- The Washington Times - Thursday, July 28, 2005

“Stealth” flies into theaters a bit late in the summer season, but it’s got summer stamped all over it.

Big, bold action. Beautiful stars who could double for Bally’s “after” models. Dialogue that will never make it into any AFI quotation list.

It’s Rob Cohen country. The director behind “The Fast and the Furious” and “XXX” steers his action sequences with the steady hand of a safecracker, so who cares if characterization gets short shrift?

Best of all is EDI (pronounced Eddie), a computer-driven fighter jet that floats, skims and tears through the air with the greatest of ease.

We don’t know how they made them, but the flying sequences should go down as the guiltiest pleasures since Goose, Maverick and Ice Man ruled the skies.

“Stealth” follows a trio of Navy fighter pilots preparing to add a fourth member to their elite squad. The three — Ben Gannon (Josh Lucas), Kara (Jessica Biel) and Henry (Jamie Foxx) — share an uncommon chemistry that none of them want to spoil.

But orders, as they say, are orders.

Turns out the new edition is a stealth fighter with an artificial brain installed where a pilot should strap in.

That doesn’t sit well with our heroes, but they’re willing to give EDI a chance. They better, since members of the military brass are pretty high on the concept. As Capt. George Cummings (Sam Shepard) tells them, he’d rather send EDI into battle than have to tell another parent their son or daughter won’t be coming home.

At one point, the leads chew over the ramifications of an impersonal war, but only for a moment. You almost expect the actors to break the fourth wall and say, “just kidding, we’ll get back in our planes now. Sorry.”

EDI performs perfectly in its first official airstrike, but a bolt of lightning strikes it while flying back to base.

That flash turns EDI into Hal 2.0, and suddenly the plane decides to ignore direct orders and strike targets as it sees fit.

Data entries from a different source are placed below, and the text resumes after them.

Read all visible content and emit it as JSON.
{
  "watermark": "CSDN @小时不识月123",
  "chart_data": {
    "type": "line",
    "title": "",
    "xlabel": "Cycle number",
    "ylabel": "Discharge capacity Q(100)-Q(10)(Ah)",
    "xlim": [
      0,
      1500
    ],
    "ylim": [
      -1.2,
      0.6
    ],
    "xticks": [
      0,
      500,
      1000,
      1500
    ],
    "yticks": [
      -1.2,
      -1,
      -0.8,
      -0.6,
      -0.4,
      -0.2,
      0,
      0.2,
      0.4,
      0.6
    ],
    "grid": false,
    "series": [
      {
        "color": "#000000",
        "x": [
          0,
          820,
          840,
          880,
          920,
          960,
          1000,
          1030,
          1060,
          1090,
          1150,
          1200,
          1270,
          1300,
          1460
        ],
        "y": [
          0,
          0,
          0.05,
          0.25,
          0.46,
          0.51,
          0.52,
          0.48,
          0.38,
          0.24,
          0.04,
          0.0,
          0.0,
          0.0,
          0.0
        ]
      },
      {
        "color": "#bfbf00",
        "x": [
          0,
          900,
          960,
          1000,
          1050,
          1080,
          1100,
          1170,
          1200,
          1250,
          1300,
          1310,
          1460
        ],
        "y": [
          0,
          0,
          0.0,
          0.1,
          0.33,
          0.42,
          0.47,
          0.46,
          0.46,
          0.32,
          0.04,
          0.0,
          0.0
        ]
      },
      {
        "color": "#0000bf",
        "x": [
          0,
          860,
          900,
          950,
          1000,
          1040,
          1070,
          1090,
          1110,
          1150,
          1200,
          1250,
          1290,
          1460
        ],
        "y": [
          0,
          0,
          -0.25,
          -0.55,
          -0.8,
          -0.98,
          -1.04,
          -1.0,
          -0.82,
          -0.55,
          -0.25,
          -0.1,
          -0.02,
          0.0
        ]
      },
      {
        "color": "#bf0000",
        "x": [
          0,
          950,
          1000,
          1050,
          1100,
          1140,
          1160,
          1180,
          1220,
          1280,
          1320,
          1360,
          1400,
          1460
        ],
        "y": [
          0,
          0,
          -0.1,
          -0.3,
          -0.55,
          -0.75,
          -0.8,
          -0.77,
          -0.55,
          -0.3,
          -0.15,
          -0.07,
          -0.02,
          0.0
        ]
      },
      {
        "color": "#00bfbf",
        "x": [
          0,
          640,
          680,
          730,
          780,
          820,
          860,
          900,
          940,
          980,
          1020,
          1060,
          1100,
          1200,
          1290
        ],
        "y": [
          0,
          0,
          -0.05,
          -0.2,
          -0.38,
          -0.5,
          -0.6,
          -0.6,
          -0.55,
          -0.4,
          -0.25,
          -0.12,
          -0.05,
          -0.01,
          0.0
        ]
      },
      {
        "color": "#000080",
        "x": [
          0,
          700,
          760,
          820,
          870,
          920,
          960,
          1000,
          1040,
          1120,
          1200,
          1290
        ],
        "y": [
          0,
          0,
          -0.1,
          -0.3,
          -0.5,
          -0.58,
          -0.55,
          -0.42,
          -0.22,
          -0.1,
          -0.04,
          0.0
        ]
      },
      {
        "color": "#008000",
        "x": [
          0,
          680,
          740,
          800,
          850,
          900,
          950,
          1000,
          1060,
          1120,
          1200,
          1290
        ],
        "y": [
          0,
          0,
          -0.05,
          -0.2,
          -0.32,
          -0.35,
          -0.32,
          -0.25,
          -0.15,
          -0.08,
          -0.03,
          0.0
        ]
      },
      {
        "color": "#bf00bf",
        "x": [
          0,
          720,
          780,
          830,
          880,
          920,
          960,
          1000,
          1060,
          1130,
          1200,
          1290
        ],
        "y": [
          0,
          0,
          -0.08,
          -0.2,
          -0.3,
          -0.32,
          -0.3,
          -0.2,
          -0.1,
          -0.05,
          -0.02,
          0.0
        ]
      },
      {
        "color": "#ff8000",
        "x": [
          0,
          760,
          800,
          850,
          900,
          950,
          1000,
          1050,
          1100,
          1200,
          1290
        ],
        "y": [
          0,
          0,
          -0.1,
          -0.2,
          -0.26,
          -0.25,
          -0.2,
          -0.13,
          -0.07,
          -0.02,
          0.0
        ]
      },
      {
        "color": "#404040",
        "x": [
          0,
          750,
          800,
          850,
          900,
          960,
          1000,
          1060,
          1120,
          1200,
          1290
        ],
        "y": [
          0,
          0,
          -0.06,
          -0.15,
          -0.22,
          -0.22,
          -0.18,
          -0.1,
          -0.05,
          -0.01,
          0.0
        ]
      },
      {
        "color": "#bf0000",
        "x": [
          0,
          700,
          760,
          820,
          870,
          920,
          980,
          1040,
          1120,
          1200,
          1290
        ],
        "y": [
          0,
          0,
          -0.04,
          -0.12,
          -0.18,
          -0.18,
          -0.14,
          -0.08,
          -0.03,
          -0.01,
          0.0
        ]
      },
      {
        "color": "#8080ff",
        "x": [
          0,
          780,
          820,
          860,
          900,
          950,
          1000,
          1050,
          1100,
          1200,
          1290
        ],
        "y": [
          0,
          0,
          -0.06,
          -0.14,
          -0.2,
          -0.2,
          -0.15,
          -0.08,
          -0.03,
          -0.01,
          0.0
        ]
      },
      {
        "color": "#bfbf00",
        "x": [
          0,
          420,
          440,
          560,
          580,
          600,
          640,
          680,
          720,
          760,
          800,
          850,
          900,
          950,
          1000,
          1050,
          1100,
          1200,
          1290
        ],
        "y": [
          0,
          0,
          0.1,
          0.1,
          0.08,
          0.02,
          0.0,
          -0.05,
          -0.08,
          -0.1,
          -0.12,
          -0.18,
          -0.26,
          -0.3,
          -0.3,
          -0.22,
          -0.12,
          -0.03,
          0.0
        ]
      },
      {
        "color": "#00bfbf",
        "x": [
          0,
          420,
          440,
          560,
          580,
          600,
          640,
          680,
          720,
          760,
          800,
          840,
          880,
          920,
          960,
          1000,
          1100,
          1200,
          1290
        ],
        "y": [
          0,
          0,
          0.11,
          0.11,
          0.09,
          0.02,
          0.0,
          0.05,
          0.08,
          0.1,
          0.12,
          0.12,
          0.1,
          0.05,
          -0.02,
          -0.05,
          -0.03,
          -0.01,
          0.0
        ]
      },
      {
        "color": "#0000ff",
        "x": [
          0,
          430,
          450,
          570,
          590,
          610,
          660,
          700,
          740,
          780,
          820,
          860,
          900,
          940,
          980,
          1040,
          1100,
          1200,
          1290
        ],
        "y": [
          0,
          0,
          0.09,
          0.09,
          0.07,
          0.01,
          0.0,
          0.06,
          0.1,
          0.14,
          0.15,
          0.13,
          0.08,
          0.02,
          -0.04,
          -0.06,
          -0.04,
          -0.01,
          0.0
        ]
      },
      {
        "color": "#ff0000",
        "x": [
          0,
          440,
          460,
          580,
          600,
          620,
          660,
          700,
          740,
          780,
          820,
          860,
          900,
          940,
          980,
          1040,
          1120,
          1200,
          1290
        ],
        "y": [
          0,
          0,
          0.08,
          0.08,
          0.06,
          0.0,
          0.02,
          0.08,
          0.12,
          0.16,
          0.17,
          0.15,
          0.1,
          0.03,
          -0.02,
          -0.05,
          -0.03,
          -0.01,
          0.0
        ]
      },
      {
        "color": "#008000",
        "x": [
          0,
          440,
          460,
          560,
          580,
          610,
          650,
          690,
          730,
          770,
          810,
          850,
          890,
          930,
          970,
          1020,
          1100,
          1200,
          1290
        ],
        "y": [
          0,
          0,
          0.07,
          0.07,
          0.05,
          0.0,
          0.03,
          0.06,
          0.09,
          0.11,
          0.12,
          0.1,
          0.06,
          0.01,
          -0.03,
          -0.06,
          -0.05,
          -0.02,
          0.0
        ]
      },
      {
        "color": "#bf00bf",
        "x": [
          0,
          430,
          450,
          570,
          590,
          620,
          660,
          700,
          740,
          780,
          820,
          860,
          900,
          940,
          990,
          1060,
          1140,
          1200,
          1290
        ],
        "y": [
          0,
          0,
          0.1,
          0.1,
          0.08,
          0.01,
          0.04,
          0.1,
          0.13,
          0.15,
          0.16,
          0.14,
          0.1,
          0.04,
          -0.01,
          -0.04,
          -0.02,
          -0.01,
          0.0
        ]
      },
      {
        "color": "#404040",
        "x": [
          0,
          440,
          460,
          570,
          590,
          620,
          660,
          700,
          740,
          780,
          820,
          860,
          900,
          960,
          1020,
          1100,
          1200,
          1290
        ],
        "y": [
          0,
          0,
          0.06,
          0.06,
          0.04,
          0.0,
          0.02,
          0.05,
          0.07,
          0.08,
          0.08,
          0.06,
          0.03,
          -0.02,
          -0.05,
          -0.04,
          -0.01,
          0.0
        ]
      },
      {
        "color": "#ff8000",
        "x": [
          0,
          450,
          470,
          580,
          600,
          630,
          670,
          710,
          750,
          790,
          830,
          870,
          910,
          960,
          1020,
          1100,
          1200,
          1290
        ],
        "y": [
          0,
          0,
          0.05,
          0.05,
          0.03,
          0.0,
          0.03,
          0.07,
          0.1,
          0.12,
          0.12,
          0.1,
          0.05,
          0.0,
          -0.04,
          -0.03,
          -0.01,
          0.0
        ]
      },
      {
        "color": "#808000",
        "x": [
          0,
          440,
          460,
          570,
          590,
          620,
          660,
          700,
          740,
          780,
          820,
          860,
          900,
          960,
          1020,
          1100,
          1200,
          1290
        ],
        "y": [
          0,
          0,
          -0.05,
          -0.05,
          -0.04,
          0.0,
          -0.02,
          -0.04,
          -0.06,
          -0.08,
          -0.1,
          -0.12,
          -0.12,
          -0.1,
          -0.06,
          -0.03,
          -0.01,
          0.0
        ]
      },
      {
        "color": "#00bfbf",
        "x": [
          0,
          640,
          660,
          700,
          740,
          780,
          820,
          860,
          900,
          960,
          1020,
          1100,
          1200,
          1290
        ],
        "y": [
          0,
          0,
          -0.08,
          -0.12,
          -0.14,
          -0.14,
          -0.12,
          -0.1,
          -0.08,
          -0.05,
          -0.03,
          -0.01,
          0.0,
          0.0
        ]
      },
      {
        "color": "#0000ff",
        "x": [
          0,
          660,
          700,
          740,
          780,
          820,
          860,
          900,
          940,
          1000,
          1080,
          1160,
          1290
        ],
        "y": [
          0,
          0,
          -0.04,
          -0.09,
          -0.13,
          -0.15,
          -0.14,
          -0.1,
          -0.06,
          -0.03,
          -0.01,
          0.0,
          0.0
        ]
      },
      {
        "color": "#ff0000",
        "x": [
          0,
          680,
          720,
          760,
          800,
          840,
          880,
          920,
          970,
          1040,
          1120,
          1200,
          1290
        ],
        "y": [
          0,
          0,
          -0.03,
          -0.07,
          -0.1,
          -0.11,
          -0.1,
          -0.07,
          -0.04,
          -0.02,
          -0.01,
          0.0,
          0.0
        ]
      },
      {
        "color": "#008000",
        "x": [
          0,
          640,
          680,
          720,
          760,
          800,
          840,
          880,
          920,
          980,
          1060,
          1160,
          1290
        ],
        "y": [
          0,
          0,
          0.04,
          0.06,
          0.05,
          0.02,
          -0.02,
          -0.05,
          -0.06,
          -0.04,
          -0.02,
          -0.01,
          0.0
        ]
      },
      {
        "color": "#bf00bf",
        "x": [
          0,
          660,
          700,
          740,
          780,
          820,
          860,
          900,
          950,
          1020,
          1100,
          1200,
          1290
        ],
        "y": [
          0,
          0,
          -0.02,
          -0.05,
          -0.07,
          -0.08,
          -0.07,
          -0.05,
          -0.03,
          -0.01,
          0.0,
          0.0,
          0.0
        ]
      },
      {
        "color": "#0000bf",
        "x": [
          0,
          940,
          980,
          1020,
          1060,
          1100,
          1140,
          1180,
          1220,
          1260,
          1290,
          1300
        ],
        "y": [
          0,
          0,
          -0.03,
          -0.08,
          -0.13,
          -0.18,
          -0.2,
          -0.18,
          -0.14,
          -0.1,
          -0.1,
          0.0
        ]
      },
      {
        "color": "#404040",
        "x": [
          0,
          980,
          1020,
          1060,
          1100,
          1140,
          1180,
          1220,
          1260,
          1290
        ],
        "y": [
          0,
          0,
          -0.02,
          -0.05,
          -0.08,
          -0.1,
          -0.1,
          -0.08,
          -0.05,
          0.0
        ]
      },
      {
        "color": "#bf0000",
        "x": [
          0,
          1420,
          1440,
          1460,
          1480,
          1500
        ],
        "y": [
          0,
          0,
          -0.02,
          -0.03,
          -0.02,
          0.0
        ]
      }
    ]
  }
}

It’s up to his fellow fliers to put a stop to it, but how do you stop a nearly perfect weapon?

Mr. Cohen displayed his knack for capturing speed on film with “Furious.” Here, he melds that gift with an intimacy with special effects to often delirious effect. He doles out goose bumps the way Michael Bay (“The Island”) thinks his films do.

In the battle of popcorn auteurs, it’s no contest.